Vení a Beijing para examinarme para la universidad y estoy estudiando de manera privada actualmente con mi primo que vive en la calle Dong Si Cuatro Tres Calles." Guan Shufeng asintió y dijo: "¡Sr.
Fan!Esto es muy casual, somos vecinos.
También vivo en esa calle, ¿en qué número vivís?" Jiatree respondió: "Mi primo se llama Tao." Guan Shufeng agregó: "¿Es la casa de color rojo con el nombre del clan Tao?¡Eso es una gran mansión!Se dice que sus padres viven en el extranjero." Jiatree asintió y comentó: "Sí, ese es mi tío.
Él es un cónsul general y lleva a su esposa con él;ahora mi primo Tao Bahan trabaja en la Embajada y la familia aún vive bien, no se puede comparar con las grandes mansiones.
¿Dónde vives tú?" Guan Shufeng rió y dijo: "¿Vivir en una gran mansión?Eso es hablar de lujo.
Mi lugar de vivienda es un vecindario mezclado.
Seguro que eres de la parte sur, no entiendes lo que es un vecindario mezclado;esto significa que en uno mismo jardín viven varias familias con trabajos diferentes.
Quieres decir, ¿cómo puede vivir alguien aquí y tener dos palabras para describirlo?" Jiatree asintió: "No hay problema, la educación de una persona no se mide por el lugar donde vive.
Yo también me interesa en los arte marciales, ya que somos vecinos de la misma calle, te visitaré mañana a tu casa." Guan Shufeng respondió: "¡Mi señor!¿Cómo llamarte?Realmente no merezco este honor, si no te importa, vendré a verte el día que quieras." Y agregó: "¿Quieres oír sobre los arte marciales?Tengo mucho que decir..." Mientras decía esto, golpeó su cinturón de cuero y agregó: "¡Pero no me llames así!" Jiatree respondió: "Sr.

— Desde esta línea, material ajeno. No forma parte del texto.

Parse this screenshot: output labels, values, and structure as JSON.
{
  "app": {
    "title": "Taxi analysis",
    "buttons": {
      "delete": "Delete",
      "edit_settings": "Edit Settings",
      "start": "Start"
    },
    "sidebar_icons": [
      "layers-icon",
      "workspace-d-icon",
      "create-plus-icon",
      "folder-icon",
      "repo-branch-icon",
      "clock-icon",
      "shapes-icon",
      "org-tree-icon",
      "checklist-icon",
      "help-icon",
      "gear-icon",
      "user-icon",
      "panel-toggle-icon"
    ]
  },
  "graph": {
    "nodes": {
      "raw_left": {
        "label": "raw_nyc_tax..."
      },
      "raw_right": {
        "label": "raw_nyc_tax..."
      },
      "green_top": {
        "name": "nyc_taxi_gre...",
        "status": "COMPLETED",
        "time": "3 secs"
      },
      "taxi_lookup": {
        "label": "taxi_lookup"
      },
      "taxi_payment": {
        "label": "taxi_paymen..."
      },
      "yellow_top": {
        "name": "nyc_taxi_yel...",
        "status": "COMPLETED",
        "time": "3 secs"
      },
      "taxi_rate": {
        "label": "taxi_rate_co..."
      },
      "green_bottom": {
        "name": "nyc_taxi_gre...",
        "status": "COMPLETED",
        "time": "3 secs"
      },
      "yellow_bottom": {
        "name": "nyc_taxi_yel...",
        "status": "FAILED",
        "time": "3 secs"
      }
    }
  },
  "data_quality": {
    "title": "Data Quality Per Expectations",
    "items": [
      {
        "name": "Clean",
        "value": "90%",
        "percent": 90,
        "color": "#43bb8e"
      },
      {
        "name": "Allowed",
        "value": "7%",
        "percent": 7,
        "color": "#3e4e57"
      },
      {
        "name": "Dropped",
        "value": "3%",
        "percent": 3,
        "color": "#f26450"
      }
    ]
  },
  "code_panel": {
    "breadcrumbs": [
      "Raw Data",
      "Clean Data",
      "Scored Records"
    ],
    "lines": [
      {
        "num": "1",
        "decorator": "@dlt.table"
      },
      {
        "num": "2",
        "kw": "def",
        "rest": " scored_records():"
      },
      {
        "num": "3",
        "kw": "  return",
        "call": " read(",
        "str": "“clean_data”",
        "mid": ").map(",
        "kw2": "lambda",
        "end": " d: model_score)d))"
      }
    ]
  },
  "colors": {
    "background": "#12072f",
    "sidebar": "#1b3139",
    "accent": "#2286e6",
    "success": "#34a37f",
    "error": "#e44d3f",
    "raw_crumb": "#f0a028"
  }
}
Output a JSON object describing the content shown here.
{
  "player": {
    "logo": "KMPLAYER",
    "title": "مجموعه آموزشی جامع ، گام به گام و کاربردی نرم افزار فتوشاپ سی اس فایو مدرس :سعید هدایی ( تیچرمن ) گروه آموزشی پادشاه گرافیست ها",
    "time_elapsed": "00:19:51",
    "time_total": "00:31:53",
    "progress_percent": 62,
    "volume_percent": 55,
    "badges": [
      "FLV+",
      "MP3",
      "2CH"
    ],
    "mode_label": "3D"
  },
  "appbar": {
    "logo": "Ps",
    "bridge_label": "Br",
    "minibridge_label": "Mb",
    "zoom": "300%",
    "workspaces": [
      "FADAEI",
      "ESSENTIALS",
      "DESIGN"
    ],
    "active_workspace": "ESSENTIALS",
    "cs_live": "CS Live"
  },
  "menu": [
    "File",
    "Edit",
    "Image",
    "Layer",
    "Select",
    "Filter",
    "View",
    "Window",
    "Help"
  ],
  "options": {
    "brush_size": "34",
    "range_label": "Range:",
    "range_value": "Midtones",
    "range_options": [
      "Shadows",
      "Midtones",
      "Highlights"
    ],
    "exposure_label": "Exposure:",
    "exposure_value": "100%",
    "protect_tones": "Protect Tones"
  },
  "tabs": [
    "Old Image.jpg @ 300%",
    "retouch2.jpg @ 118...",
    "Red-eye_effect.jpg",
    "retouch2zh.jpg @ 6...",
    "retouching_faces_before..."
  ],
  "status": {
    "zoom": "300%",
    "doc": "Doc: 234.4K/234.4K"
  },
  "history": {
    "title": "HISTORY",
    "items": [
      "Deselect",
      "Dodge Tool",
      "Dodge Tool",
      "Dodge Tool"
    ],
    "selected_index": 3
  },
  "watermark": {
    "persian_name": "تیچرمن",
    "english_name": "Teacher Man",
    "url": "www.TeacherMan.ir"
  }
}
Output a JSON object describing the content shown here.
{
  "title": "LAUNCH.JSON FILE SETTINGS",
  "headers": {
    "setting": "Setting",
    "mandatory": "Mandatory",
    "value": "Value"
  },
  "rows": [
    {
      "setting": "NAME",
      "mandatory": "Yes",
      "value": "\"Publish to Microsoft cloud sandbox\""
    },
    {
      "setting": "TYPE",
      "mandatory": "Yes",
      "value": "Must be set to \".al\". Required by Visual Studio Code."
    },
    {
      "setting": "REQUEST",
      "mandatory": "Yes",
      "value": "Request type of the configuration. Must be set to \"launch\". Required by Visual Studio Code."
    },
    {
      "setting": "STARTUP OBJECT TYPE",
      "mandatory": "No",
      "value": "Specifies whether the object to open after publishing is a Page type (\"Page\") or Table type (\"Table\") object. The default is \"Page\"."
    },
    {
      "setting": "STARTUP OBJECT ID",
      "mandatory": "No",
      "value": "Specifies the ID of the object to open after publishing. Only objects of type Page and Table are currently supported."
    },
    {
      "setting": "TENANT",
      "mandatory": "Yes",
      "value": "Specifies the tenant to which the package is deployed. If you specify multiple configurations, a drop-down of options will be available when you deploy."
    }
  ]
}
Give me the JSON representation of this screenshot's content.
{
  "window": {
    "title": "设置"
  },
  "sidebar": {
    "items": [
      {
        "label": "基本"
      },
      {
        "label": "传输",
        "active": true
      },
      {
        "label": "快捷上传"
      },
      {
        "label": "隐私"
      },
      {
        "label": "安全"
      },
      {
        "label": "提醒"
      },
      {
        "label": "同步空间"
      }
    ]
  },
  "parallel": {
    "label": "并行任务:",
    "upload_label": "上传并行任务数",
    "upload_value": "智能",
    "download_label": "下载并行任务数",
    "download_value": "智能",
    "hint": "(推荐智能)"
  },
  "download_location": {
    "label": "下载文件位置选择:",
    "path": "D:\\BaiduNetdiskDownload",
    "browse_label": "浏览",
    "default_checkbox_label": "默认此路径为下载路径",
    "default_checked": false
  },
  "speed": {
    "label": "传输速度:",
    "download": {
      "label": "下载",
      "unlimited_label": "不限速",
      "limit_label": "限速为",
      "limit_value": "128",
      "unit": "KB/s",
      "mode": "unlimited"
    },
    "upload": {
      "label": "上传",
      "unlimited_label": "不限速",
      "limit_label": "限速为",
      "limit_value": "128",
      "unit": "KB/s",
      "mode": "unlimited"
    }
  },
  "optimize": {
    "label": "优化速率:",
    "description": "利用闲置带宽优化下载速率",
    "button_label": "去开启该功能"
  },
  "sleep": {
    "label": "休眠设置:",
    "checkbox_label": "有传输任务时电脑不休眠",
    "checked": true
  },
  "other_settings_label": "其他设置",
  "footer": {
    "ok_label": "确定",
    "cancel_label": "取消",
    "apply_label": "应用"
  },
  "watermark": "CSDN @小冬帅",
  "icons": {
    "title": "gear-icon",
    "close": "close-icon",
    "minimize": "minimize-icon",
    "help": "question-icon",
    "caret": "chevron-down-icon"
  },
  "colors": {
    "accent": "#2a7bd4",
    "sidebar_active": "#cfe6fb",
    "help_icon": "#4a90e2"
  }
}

Guan, si tienes menos dinero, no puedes comprar ropa o comida buena ni hacer cosas grandes;pero eso no significa que debas perder tus años por ello, ¡yo tengo solo veinte años!Tiene más de sesenta y es mayor que yo en cuarenta años;llamarte tío no es nada formal!" Guan Shufeng golpeó la mesa y dijo: "¡Este joven tiene buen carácter!Nunca he visto a un muchacho como tú." Jiatree sintió que el anciano era muy abierta y conociéndolo más, hablaron por más tiempo.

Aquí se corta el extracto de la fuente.